2. Start a Flink Application Cluster

$ ./bin/flink run-application \
    --detached \
    --parallelism 4 \
    --target kubernetes-application \
    -Dkubernetes.cluster-id=k8s-ha-app-1 \
    -Dkubernetes.container.image=<user-image> \
    -Dkubernetes.jobmanager.cpu=0.5 \
    -Dkubernetes.taskmanager.cpu=0.5 \
    -Dtaskmanager.numberOfTaskSlots=4 \
    -Dkubernetes.rest-service.exposed.type=NodePort \
    -Dhigh-availability=org.apache.flink.kubernetes.highavailability.KubernetesHaServicesFactory \
    -Dhigh-availability.storageDir=s3://flink-bucket/flink-ha \
    -Drestart-strategy=fixed-delay \
    -Drestart-strategy.fixed-delay.attempts=10 \
    -Dcontainerized.master.env.ENABLE_BUILT_IN_PLUGINS=flink-s3-fs-hadoop-1.12.1.jar \
    -Dcontainerized.taskmanager.env.ENABLE_BUILT_IN_PLUGINS=flink-s3-fs-hadoop-1.12.1.jar \
    local:///opt/flink/usrlib/my-flink-job.jar


3. Access the Flink Web UI (http://minikube-ip-address:node-port) and check that the job is running!

2021-02-05 17:26:13,403 INFO  org.apache.flink.kubernetes.KubernetesClusterDescriptor      [] - Create flink application cluster k8s-ha-app-1 successfully, JobManager Web Interface: http://192.168.64.21:32388

You should be able to find a similar log in the Flink client and get the JobManager web interface URL.


4. Kill the JobManager to simulate failure

$ kubectl exec {jobmanager_pod_name} -- /bin/sh -c "kill 1"


5. Verify that the job recovers from the latest successful checkpoint

Refresh the Flink Web UI until the new JobManager is launched, and then search for the following JobManager logs to verify that the job recovers from the latest successful checkpoint:

2021-02-05 09:44:01,636 INFO  org.apache.flink.runtime.checkpoint.CheckpointCoordinator    [] - Restoring job 00000000000000000000000000000000 from Checkpoint 101 @ 1612518074802 for 00000000000000000000000000000000 located at <checkpoint-not-externally-addressable>.


6. Cancel the job

The job can be cancelled through the Flink the Web UI, or using the following command:

$ ./bin/flink cancel --target kubernetes-application -Dkubernetes.cluster-id=<ClusterID> <JobID>

When the job is cancelled, all the Kubernetes resources created by Flink (e.g. JobManager deployment, TaskManager pods, service, Flink configuration ConfigMap, leader-related ConfigMaps) will be deleted automatically.

Conclusion

The native Kubernetes integration was first introduced in Flink 1.10, abstracting a lot of the complexities of hosting, configuring, managing and operating Flink clusters in cloud-native environments. After three major releases, the community has made great progress in supporting multiple deployment modes (i.e. session and application) and an alternative HA setup that doesn’t depend on Zookeeper.
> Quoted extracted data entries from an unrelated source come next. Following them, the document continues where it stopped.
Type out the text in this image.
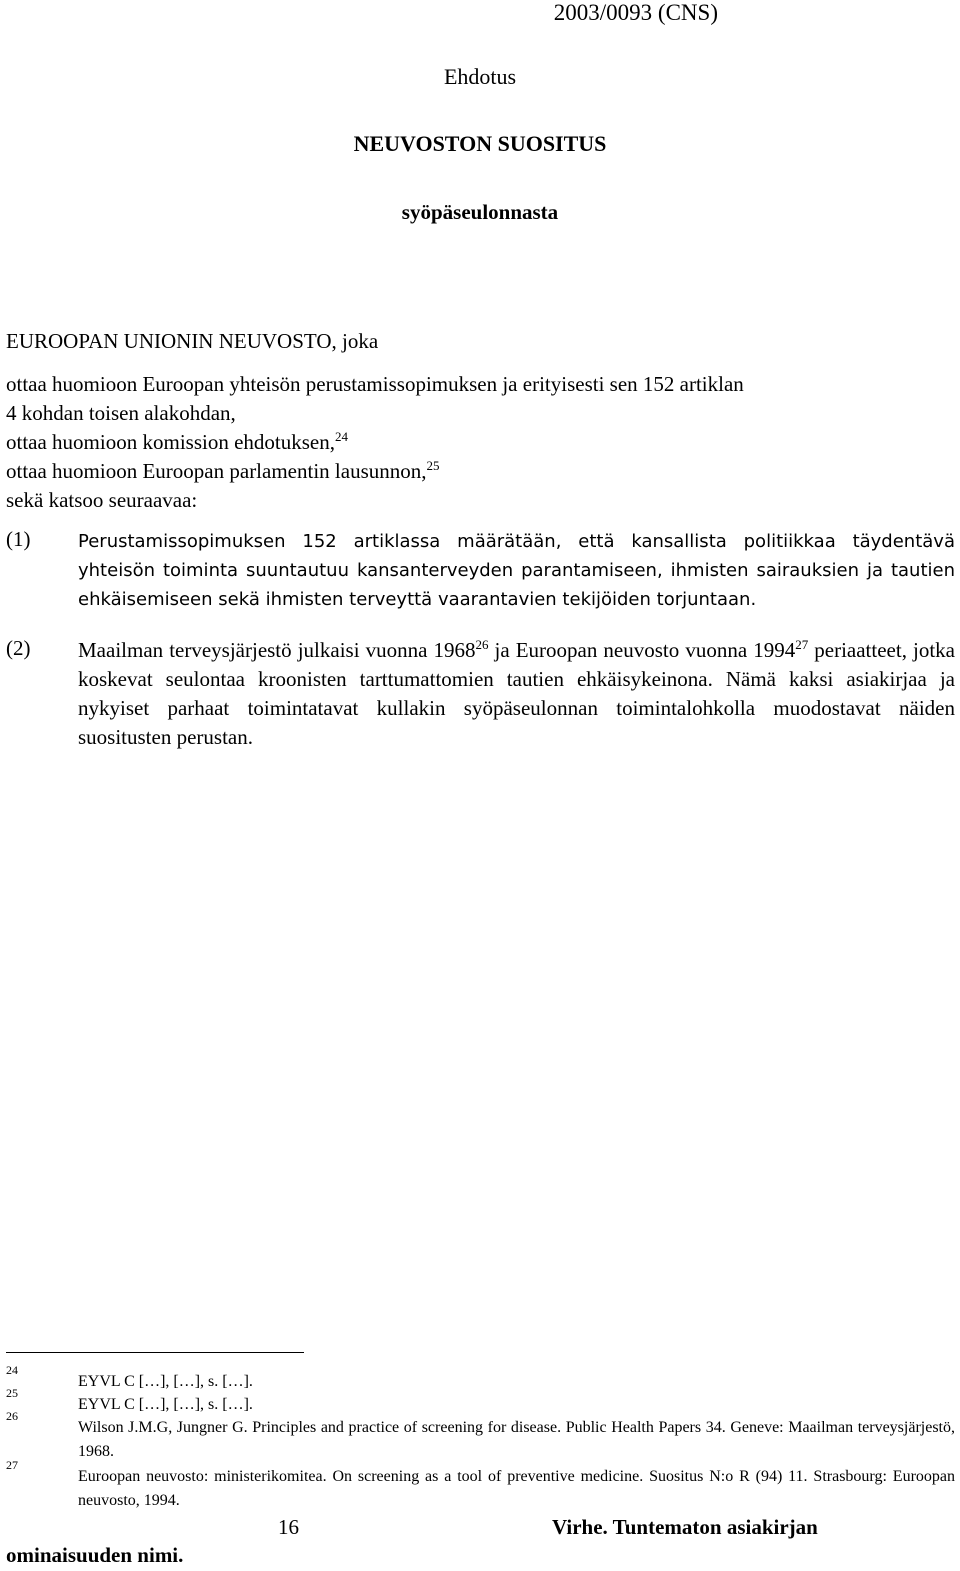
2003/0093 (CNS)
Ehdotus
NEUVOSTON SUOSITUS
syöpäseulonnasta
EUROOPAN UNIONIN NEUVOSTO, joka
ottaa huomioon Euroopan yhteisön perustamissopimuksen ja erityisesti sen 152 artiklan
4 kohdan toisen alakohdan,
ottaa huomioon komission ehdotuksen,$^{24}$
ottaa huomioon Euroopan parlamentin lausunnon,$^{25}$
sekä katsoo seuraavaa:
(1)	Perustamissopimuksen 152 artiklassa määrätään, että kansallista politiikkaa täydentävä yhteisön toiminta suuntautuu kansanterveyden parantamiseen, ihmisten sairauksien ja tautien ehkäisemiseen sekä ihmisten terveyttä vaarantavien tekijöiden torjuntaan.
(2) Maailman terveysjärjestö julkaisi vuonna 1968$^{26}$ ja Euroopan neuvosto vuonna 1994$^{27}$ periaatteet, jotka koskevat seulontaa kroonisten tarttumattomien tautien ehkäisykeinona. Nämä kaksi asiakirjaa ja nykyiset parhaat toimintatavat kullakin syöpäseulonnan toimintalohkolla muodostavat näiden suositusten perustan.
24
EYVL C […], […], s. […].
25
EYVL C […], […], s. […].
26
Wilson J.M.G, Jungner G. Principles and practice of screening for disease. Public Health Papers 34. Geneve: Maailman terveysjärjestö, 1968.
27
Euroopan neuvosto: ministerikomitea. On screening as a tool of preventive medicine. Suositus N:o R (94) 11. Strasbourg: Euroopan neuvosto, 1994.
16	Virhe. Tuntematon asiakirjan
ominaisuuden nimi.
Compared with standalone Kubernetes deployments, the native integration is more user-friendly and requires less upfront knowledge about Kubernetes. Given that Flink is now aware of the underlying Kubernetes cluster, it also can benefit from dynamic resource allocation and make more efficient use of Kubernetes cluster resources. The next building block to deepen Flink’s native integration with Kubernetes is the pod template (FLINK-15656), which will greatly enhance the flexibility of using advanced Kubernetes features (e.g. volumes, init container, sidecar container). This work is already in progress and will be added in the upcoming 1.13 release!